Maximizing hospital capacity to serve pandemic patient surge in hot spots via queueing theory and microsimulation

Abstract

This paper presents a mixed-integer mathematical program with embedded equations developed from concepts of queueing theory and Jackson networks for estimating the steady-state maximum potential hospital capacity for COVID-19 patient care in extreme surge conditions, where a hospital must turn nearly all of its existing resources toward the care of pandemic patients. Estimating the potential maximum hospital capacity for pandemic patient care can aid in assessing regional healthcare capacity during surges in pandemic patient demand, predicting shortfalls, and designing preparedness and response actions. To obtain such estimates and inform action, the program determines a best assignment of a heterogeneous staff of nurses and doctors to key units appropriate for their skills to create the optimal allocation of staffed beds.
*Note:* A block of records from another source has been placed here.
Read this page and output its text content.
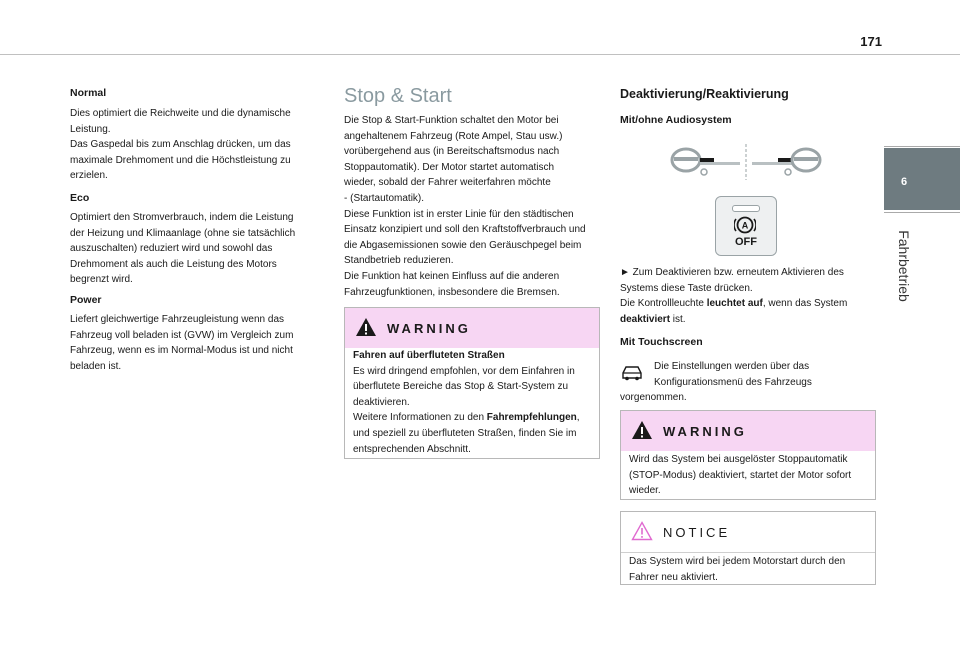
171
6
Fahrbetrieb
Normal
Dies optimiert die Reichweite und die dynamische
Leistung.
Das Gaspedal bis zum Anschlag drücken, um das
maximale Drehmoment und die Höchstleistung zu
erzielen.
Eco
Optimiert den Stromverbrauch, indem die Leistung
der Heizung und Klimaanlage (ohne sie tatsächlich
auszuschalten) reduziert wird und sowohl das
Drehmoment als auch die Leistung des Motors
begrenzt wird.
Power
Liefert gleichwertige Fahrzeugleistung wenn das
Fahrzeug voll beladen ist (GVW) im Vergleich zum
Fahrzeug, wenn es im Normal-Modus ist und nicht
beladen ist.
Stop & Start
Die Stop & Start-Funktion schaltet den Motor bei
angehaltenem Fahrzeug (Rote Ampel, Stau usw.)
vorübergehend aus (in Bereitschaftsmodus nach
Stoppautomatik). Der Motor startet automatisch
wieder, sobald der Fahrer weiterfahren möchte
- (Startautomatik).
Diese Funktion ist in erster Linie für den städtischen
Einsatz konzipiert und soll den Kraftstoffverbrauch und
die Abgasemissionen sowie den Geräuschpegel beim
Standbetrieb reduzieren.
Die Funktion hat keinen Einfluss auf die anderen
Fahrzeugfunktionen, insbesondere die Bremsen.
WARNING
Fahren auf überfluteten Straßen
Es wird dringend empfohlen, vor dem Einfahren in
überflutete Bereiche das Stop & Start-System zu
deaktivieren.
Weitere Informationen zu den Fahrempfehlungen,
und speziell zu überfluteten Straßen, finden Sie im
entsprechenden Abschnitt.
Deaktivierung/Reaktivierung
Mit/ohne Audiosystem
A
OFF
► Zum Deaktivieren bzw. erneutem Aktivieren des
Systems diese Taste drücken.
Die Kontrollleuchte leuchtet auf, wenn das System
deaktiviert ist.
Mit Touchscreen
Die Einstellungen werden über das
Konfigurationsmenü des Fahrzeugs
vorgenommen.
WARNING
Wird das System bei ausgelöster Stoppautomatik
(STOP-Modus) deaktiviert, startet der Motor sofort
wieder.
NOTICE
Das System wird bei jedem Motorstart durch den
Fahrer neu aktiviert.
An alternative trial-and-error approach is offered that decision-makers without optimization or software expertise can use to obtain similar estimates. Under a given assignment of resources, a variety of key performance indicators can be obtained through the direct use of the queueing equations. Results of comparisons to outcomes from a detailed discrete event simulation model of an identical hospital design show the accuracy of the equations to be high despite the added simplifications needed for the use of a closed-form equation-based methodology.